The last line is known as a mini buffer that emacs uses to interact with the user. Most of the commands in emacs start with either with the <Ctrl> key or the Meta key (this can be <Alt> or <Option> based on the operating system).

<Ctrl> is represented in short form as “C”, while Meta is represented in short form as “M”. The <Esc> key is represented in short form as ‘E’.

Keep in mind that Emacs doesn’t come with modes. We can just start typing in the editor directly.

Let’s go over a few basic commands on how to work with Emacs.

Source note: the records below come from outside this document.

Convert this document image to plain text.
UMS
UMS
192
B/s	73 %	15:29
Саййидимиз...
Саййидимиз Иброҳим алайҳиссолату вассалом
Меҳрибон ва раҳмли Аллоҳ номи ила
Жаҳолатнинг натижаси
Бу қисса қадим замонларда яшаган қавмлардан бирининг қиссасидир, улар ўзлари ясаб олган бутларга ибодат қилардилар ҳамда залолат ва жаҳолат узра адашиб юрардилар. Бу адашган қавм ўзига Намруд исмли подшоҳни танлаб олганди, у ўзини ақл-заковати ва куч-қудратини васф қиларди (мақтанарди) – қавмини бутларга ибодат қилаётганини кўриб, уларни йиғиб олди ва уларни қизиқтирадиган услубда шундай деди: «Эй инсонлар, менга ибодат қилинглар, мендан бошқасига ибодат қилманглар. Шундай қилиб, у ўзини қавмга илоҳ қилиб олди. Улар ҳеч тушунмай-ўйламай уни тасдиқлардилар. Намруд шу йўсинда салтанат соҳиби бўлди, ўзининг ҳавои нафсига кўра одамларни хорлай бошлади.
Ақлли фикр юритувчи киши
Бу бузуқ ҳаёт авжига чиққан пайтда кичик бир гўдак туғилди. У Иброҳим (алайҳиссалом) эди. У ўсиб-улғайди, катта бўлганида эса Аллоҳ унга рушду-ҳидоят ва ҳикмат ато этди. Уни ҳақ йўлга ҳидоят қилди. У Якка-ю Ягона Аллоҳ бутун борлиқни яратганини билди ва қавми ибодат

4.1. File Navigation Commands

We can use keyboard arrow keys to navigate through the file or use shortcuts:

 Command  Description
 C-p  Move the cursor to the line above the current line
 C-n  Move the cursor to the line below the current line
 C-b  Move cursor left by one character position
 C-f  Move cursor right by one character position
 M-f  Move forward one word in the current line
 M-b  Move backward one word in the current line
 C-a  Move to the start of the line
 C-e  Move to the end of the line

4.2. Cut, Copy and Paste Within a File

We can do some copy/paste operations as well:

 Command  Description
 C-Space  Set the marker and traverse through the file which you want to cut/copy
 E-w  Copy the marked Text
 C-w  To cut the marked text
 C-y  To paste the marked text

4.3. File Administration Tasks Commands

And finally, let’s save our work:

 Command  Description
 C-x C-s  To save the content to the file
 C-x C-c  To exit out of the emacs editor without saving changes that we made

5. Conclusion

In this article, we looked at Vim, Nano, and Emacs. Specifically, we saw their basic commands.